Die übrigen zwei Drittel verteilen sich auf Staatspräsident Sarkozy (24 bis 28 Prozent), den jetzt wieder leicht führenden Sozialisten François Hollande (26,5 bis 30 Prozent), den Liberalen François Bayrou mit rund 10 Prozent, die Grüne Eva Joly mit ungefähr 2 bis 3 Prozent und zwei konservative Kandidaten, die mit zusammen kaum mehr als einem Prozent rechnen können. (Für nähere Informationen zu den Kandidaten siehe Mélenchons Aufstieg, Bayrous Entscheidung, eine kleine Chance für Sarkozy. Die Lage zehn Tage vor dem ersten Wahlgang; ZR vom 12. 4. 2012).
Wenn François Hollande am 6. Mai zum neuen Staatspräsidenten gewählt wird (was allein noch François Bayrou verhindern könnte, wenn er zwischen den beiden Runden ein Abkommen mit Sarkozy schließen sollte), dann wird er das wesentlich denjenigen Franzosen zu verdanken haben, die am kommenden Sonntag Mélenchon wählen. Was sind das für Wähler; wer ist dieser Mann?
Jean-Luc Mélenchon ist ein Politiker, wie es ihn in Deutschland nicht geben könnte: Ein Kommunist, der Jahrzehnte in der überwiegend sozialdemokratischen Sozialistischen Partei (PS) tätig war und in ihr sogar bis zum Minister aufstieg.
Daß eine solche politische Biografie in Frankreich möglich ist, hat hauptsächlich zwei Gründe:
Er radikalisierte sich im Mai 1968 noch als Schüler, war dann Funktionär der kommunistisch beherrschten Studentenorganisation AGEB-UNEF und schloß sich zugleich der OCI an, deren Organisation in Besançon er von 1972 bis 1975 leitete. Außerdem trat er in die PS ein, die auf wesentliche Initiative Mitterands auf dem Kongreß von Épinay 1971 gegründet worden war; der klassische Weg des Entrismus, der ihn schließlich in die französische Regierung brachte.

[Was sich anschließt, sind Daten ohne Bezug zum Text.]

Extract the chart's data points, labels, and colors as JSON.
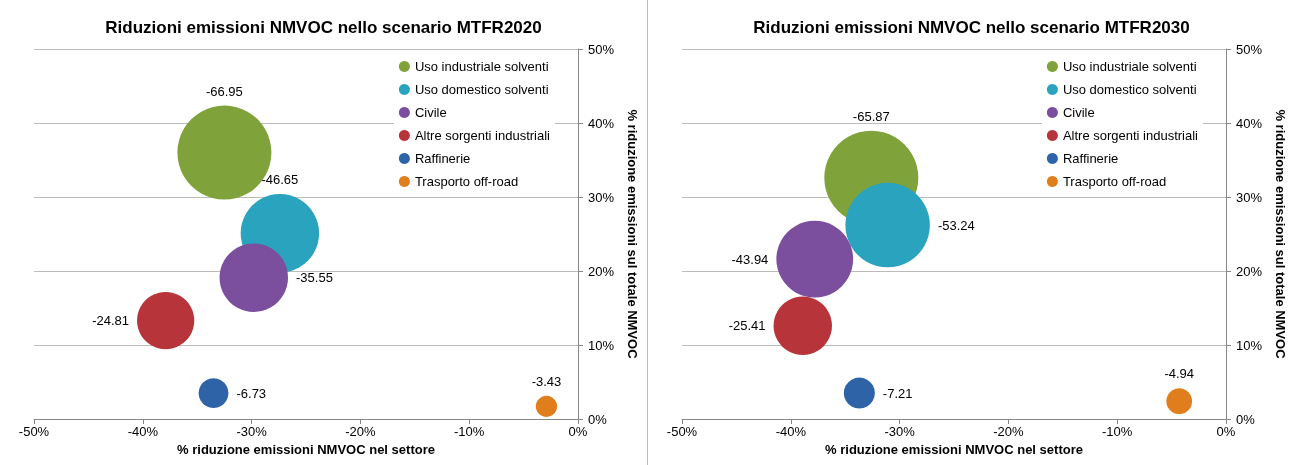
{
  "chart_data": [
    {
      "type": "bubble",
      "title": "Riduzioni emissioni NMVOC nello scenario MTFR2020",
      "xlabel": "% riduzione emissioni NMVOC nel settore",
      "ylabel": "% riduzione emissioni sul totale NMVOC",
      "xlim": [
        -50,
        0
      ],
      "xticks": [
        {
          "value": -50,
          "label": "-50%"
        },
        {
          "value": -40,
          "label": "-40%"
        },
        {
          "value": -30,
          "label": "-30%"
        },
        {
          "value": -20,
          "label": "-20%"
        },
        {
          "value": -10,
          "label": "-10%"
        },
        {
          "value": 0,
          "label": "0%"
        }
      ],
      "ylim": [
        0,
        50
      ],
      "yticks": [
        {
          "value": 0,
          "label": "0%"
        },
        {
          "value": 10,
          "label": "10%"
        },
        {
          "value": 20,
          "label": "20%"
        },
        {
          "value": 30,
          "label": "30%"
        },
        {
          "value": 40,
          "label": "40%"
        },
        {
          "value": 50,
          "label": "50%"
        }
      ],
      "grid": "y",
      "legend": "top right",
      "annotations": [
        "-66.95",
        "-46.65",
        "-35.55",
        "-24.81",
        "-6.73",
        "-3.43"
      ],
      "series": [
        {
          "name": "Uso industriale solventi",
          "color": "#7fa33a",
          "x": [
            -32.5
          ],
          "values": [
            36.0
          ],
          "sizes": [
            1
          ]
        },
        {
          "name": "Uso domestico solventi",
          "color": "#2aa3bf",
          "x": [
            -27.4
          ],
          "values": [
            25.1
          ],
          "sizes": [
            0.697
          ]
        },
        {
          "name": "Civile",
          "color": "#7b4f9d",
          "x": [
            -29.8
          ],
          "values": [
            19.1
          ],
          "sizes": [
            0.531
          ]
        },
        {
          "name": "Altre sorgenti industriali",
          "color": "#b7353a",
          "x": [
            -37.9
          ],
          "values": [
            13.3
          ],
          "sizes": [
            0.371
          ]
        },
        {
          "name": "Raffinerie",
          "color": "#2e63a8",
          "x": [
            -33.5
          ],
          "values": [
            3.5
          ],
          "sizes": [
            0.101
          ]
        },
        {
          "name": "Trasporto off-road",
          "color": "#e07d1c",
          "x": [
            -2.9
          ],
          "values": [
            1.7
          ],
          "sizes": [
            0.051
          ]
        }
      ]
    },
    {
      "type": "bubble",
      "title": "Riduzioni emissioni NMVOC nello scenario MTFR2030",
      "xlabel": "% riduzione emissioni NMVOC nel settore",
      "ylabel": "% riduzione emissioni sul totale NMVOC",
      "xlim": [
        -50,
        0
      ],
      "xticks": [
        {
          "value": -50,
          "label": "-50%"
        },
        {
          "value": -40,
          "label": "-40%"
        },
        {
          "value": -30,
          "label": "-30%"
        },
        {
          "value": -20,
          "label": "-20%"
        },
        {
          "value": -10,
          "label": "-10%"
        },
        {
          "value": 0,
          "label": "0%"
        }
      ],
      "ylim": [
        0,
        50
      ],
      "yticks": [
        {
          "value": 0,
          "label": "0%"
        },
        {
          "value": 10,
          "label": "10%"
        },
        {
          "value": 20,
          "label": "20%"
        },
        {
          "value": 30,
          "label": "30%"
        },
        {
          "value": 40,
          "label": "40%"
        },
        {
          "value": 50,
          "label": "50%"
        }
      ],
      "grid": "y",
      "legend": "top right",
      "annotations": [
        "-65.87",
        "-53.24",
        "-43.94",
        "-25.41",
        "-7.21",
        "-4.94"
      ],
      "series": [
        {
          "name": "Uso industriale solventi",
          "color": "#7fa33a",
          "x": [
            -32.6
          ],
          "values": [
            32.6
          ],
          "sizes": [
            1
          ]
        },
        {
          "name": "Uso domestico solventi",
          "color": "#2aa3bf",
          "x": [
            -31.1
          ],
          "values": [
            26.2
          ],
          "sizes": [
            0.808
          ]
        },
        {
          "name": "Civile",
          "color": "#7b4f9d",
          "x": [
            -37.8
          ],
          "values": [
            21.6
          ],
          "sizes": [
            0.667
          ]
        },
        {
          "name": "Altre sorgenti industriali",
          "color": "#b7353a",
          "x": [
            -38.9
          ],
          "values": [
            12.6
          ],
          "sizes": [
            0.386
          ]
        },
        {
          "name": "Raffinerie",
          "color": "#2e63a8",
          "x": [
            -33.7
          ],
          "values": [
            3.5
          ],
          "sizes": [
            0.109
          ]
        },
        {
          "name": "Trasporto off-road",
          "color": "#e07d1c",
          "x": [
            -4.3
          ],
          "values": [
            2.4
          ],
          "sizes": [
            0.075
          ]
        }
      ]
    }
  ]
}
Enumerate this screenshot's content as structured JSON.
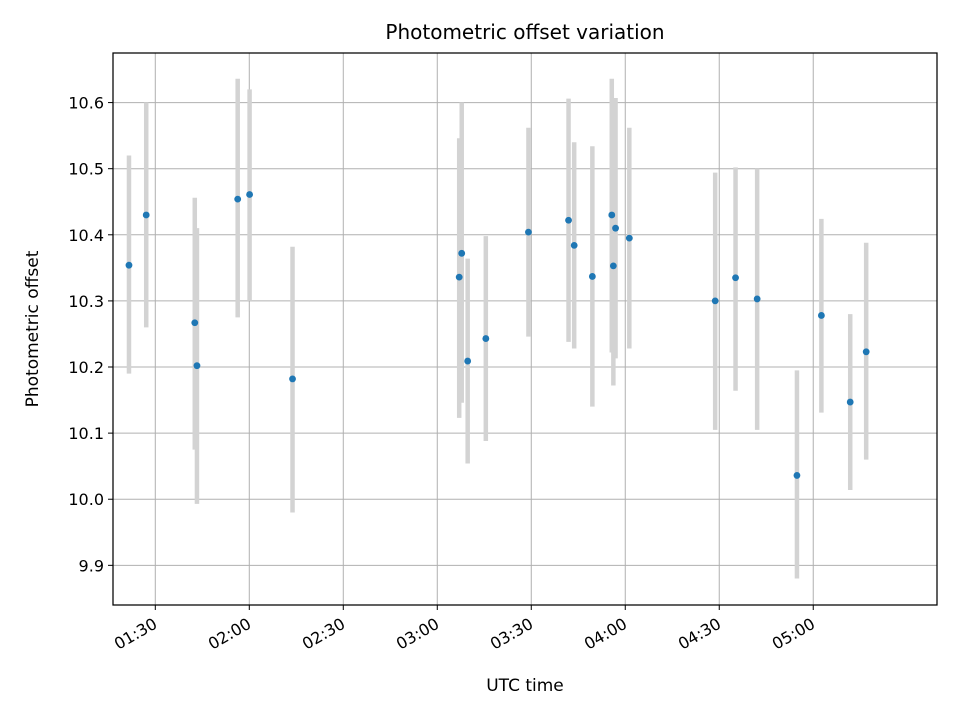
{
  "chart_data": {
    "type": "scatter",
    "title": "Photometric offset variation",
    "xlabel": "UTC time",
    "ylabel": "Photometric offset",
    "grid": true,
    "x_unit": "minutes since 00:00 UTC",
    "xlim": [
      76.5,
      339.5
    ],
    "ylim": [
      9.84,
      10.675
    ],
    "x_ticks": [
      {
        "value": 90,
        "label": "01:30"
      },
      {
        "value": 120,
        "label": "02:00"
      },
      {
        "value": 150,
        "label": "02:30"
      },
      {
        "value": 180,
        "label": "03:00"
      },
      {
        "value": 210,
        "label": "03:30"
      },
      {
        "value": 240,
        "label": "04:00"
      },
      {
        "value": 270,
        "label": "04:30"
      },
      {
        "value": 300,
        "label": "05:00"
      }
    ],
    "y_ticks": [
      {
        "value": 9.9,
        "label": "9.9"
      },
      {
        "value": 10.0,
        "label": "10.0"
      },
      {
        "value": 10.1,
        "label": "10.1"
      },
      {
        "value": 10.2,
        "label": "10.2"
      },
      {
        "value": 10.3,
        "label": "10.3"
      },
      {
        "value": 10.4,
        "label": "10.4"
      },
      {
        "value": 10.5,
        "label": "10.5"
      },
      {
        "value": 10.6,
        "label": "10.6"
      }
    ],
    "marker_color": "#1f77b4",
    "errorbar_color": "#d3d3d3",
    "points": [
      {
        "x": 81.6,
        "y": 10.354,
        "err_low": 10.19,
        "err_high": 10.52
      },
      {
        "x": 87.1,
        "y": 10.43,
        "err_low": 10.26,
        "err_high": 10.6
      },
      {
        "x": 102.6,
        "y": 10.267,
        "err_low": 10.075,
        "err_high": 10.456
      },
      {
        "x": 103.3,
        "y": 10.202,
        "err_low": 9.993,
        "err_high": 10.41
      },
      {
        "x": 116.3,
        "y": 10.454,
        "err_low": 10.275,
        "err_high": 10.636
      },
      {
        "x": 120.1,
        "y": 10.461,
        "err_low": 10.3,
        "err_high": 10.62
      },
      {
        "x": 133.8,
        "y": 10.182,
        "err_low": 9.98,
        "err_high": 10.382
      },
      {
        "x": 187.0,
        "y": 10.336,
        "err_low": 10.123,
        "err_high": 10.546
      },
      {
        "x": 187.8,
        "y": 10.372,
        "err_low": 10.146,
        "err_high": 10.6
      },
      {
        "x": 189.7,
        "y": 10.209,
        "err_low": 10.054,
        "err_high": 10.364
      },
      {
        "x": 195.5,
        "y": 10.243,
        "err_low": 10.088,
        "err_high": 10.398
      },
      {
        "x": 209.1,
        "y": 10.404,
        "err_low": 10.246,
        "err_high": 10.562
      },
      {
        "x": 221.9,
        "y": 10.422,
        "err_low": 10.238,
        "err_high": 10.606
      },
      {
        "x": 223.7,
        "y": 10.384,
        "err_low": 10.228,
        "err_high": 10.54
      },
      {
        "x": 229.5,
        "y": 10.337,
        "err_low": 10.14,
        "err_high": 10.534
      },
      {
        "x": 235.7,
        "y": 10.43,
        "err_low": 10.222,
        "err_high": 10.636
      },
      {
        "x": 236.2,
        "y": 10.353,
        "err_low": 10.172,
        "err_high": 10.534
      },
      {
        "x": 236.9,
        "y": 10.41,
        "err_low": 10.213,
        "err_high": 10.607
      },
      {
        "x": 241.3,
        "y": 10.395,
        "err_low": 10.228,
        "err_high": 10.562
      },
      {
        "x": 268.7,
        "y": 10.3,
        "err_low": 10.105,
        "err_high": 10.494
      },
      {
        "x": 275.2,
        "y": 10.335,
        "err_low": 10.164,
        "err_high": 10.502
      },
      {
        "x": 282.1,
        "y": 10.303,
        "err_low": 10.105,
        "err_high": 10.5
      },
      {
        "x": 294.8,
        "y": 10.036,
        "err_low": 9.88,
        "err_high": 10.195
      },
      {
        "x": 302.6,
        "y": 10.278,
        "err_low": 10.131,
        "err_high": 10.424
      },
      {
        "x": 311.8,
        "y": 10.147,
        "err_low": 10.014,
        "err_high": 10.28
      },
      {
        "x": 316.9,
        "y": 10.223,
        "err_low": 10.06,
        "err_high": 10.388
      }
    ]
  }
}
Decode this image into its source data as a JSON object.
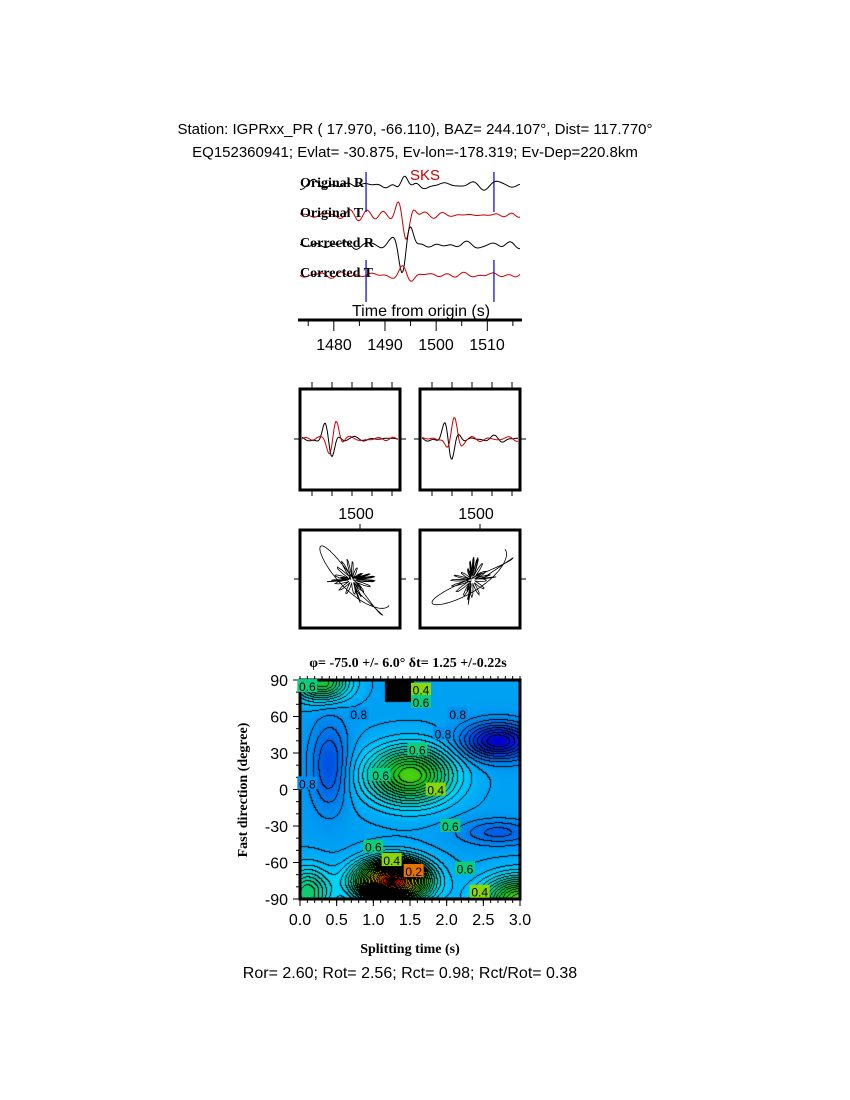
{
  "header": {
    "station_line": "Station: IGPRxx_PR (  17.970,  -66.110), BAZ=  244.107°, Dist=  117.770°",
    "event_line": "EQ152360941; Evlat= -30.875, Ev-lon=-178.319; Ev-Dep=220.8km"
  },
  "chart_data": [
    {
      "type": "line",
      "phase_label": "SKS",
      "trace_labels": [
        "Original R",
        "Original T",
        "Corrected R",
        "Corrected T"
      ],
      "trace_colors": [
        "#000000",
        "#cc0000",
        "#000000",
        "#cc0000"
      ],
      "xlabel": "Time from origin (s)",
      "xticks": [
        "1480",
        "1490",
        "1500",
        "1510"
      ],
      "xlim": [
        1473,
        1516
      ],
      "window_markers_s": [
        1486.3,
        1511.3
      ],
      "marker_color": "#0000cc"
    },
    {
      "type": "line",
      "panels": [
        "original R/T overlay",
        "corrected R/T overlay"
      ],
      "xtick_labels": [
        "1500",
        "1500"
      ]
    },
    {
      "type": "scatter",
      "panels": [
        "original particle motion",
        "corrected particle motion"
      ]
    },
    {
      "type": "heatmap",
      "title": "φ= -75.0 +/- 6.0° δt= 1.25 +/-0.22s",
      "xlabel": "Splitting time (s)",
      "ylabel": "Fast direction (degree)",
      "xlim": [
        0,
        3
      ],
      "ylim": [
        -90,
        90
      ],
      "xticks": [
        "0.0",
        "0.5",
        "1.0",
        "1.5",
        "2.0",
        "2.5",
        "3.0"
      ],
      "yticks": [
        "90",
        "60",
        "30",
        "0",
        "-30",
        "-60",
        "-90"
      ],
      "contour_labels": [
        "0.4",
        "0.6",
        "0.8",
        "0.8",
        "0.8",
        "0.6",
        "0.6",
        "0.4",
        "0.6",
        "0.6",
        "0.4",
        "0.2",
        "0.6",
        "0.4",
        "0.8",
        "0.6"
      ],
      "best_fit": {
        "dt": 1.25,
        "phi": -75.0
      },
      "colormap": [
        "#cc0000",
        "#ffff00",
        "#00cc00",
        "#00ffff",
        "#0000cc"
      ]
    }
  ],
  "footer": {
    "ratios": "Ror= 2.60; Rot= 2.56; Rct= 0.98; Rct/Rot= 0.38"
  }
}
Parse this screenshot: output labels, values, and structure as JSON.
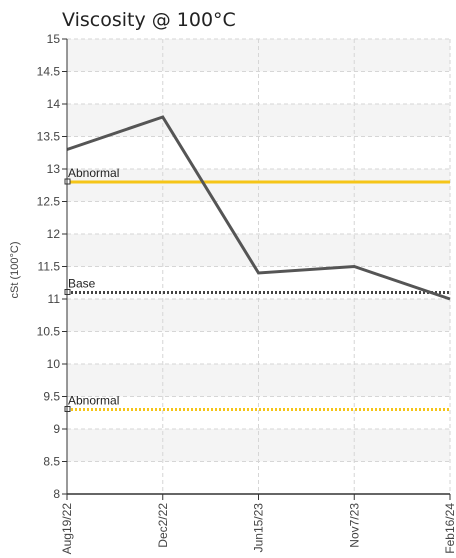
{
  "chart_data": {
    "type": "line",
    "title": "Viscosity @ 100°C",
    "xlabel": "",
    "ylabel": "cSt (100°C)",
    "categories": [
      "Aug19/22",
      "Dec2/22",
      "Jun15/23",
      "Nov7/23",
      "Feb16/24"
    ],
    "series": [
      {
        "name": "",
        "values": [
          13.3,
          13.8,
          11.4,
          11.5,
          11.0
        ],
        "color": "#555555"
      }
    ],
    "reference_lines": [
      {
        "label": "Abnormal",
        "value": 12.8,
        "color": "#f5c518",
        "style": "solid"
      },
      {
        "label": "Base",
        "value": 11.1,
        "color": "#444444",
        "style": "dotted"
      },
      {
        "label": "Abnormal",
        "value": 9.3,
        "color": "#f5c518",
        "style": "dotted"
      }
    ],
    "ylim": [
      8,
      15
    ],
    "yticks": [
      "8",
      "8.5",
      "9",
      "9.5",
      "10",
      "10.5",
      "11",
      "11.5",
      "12",
      "12.5",
      "13",
      "13.5",
      "14",
      "14.5",
      "15"
    ],
    "grid": true,
    "legend": "none"
  }
}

Bis es so weit war, lag sein Schwerpunkt an der "Basis". Er trat als Agitator hervor und war zum Beispiel wesentlich an der "Besetzung" der Firma Lip Anfang der siebziger Jahre beteiligt. Im bürgerlichen Leben arbeitete der studierte Philosoph als Lehrer, Journalist und in diversen anderen Berufen.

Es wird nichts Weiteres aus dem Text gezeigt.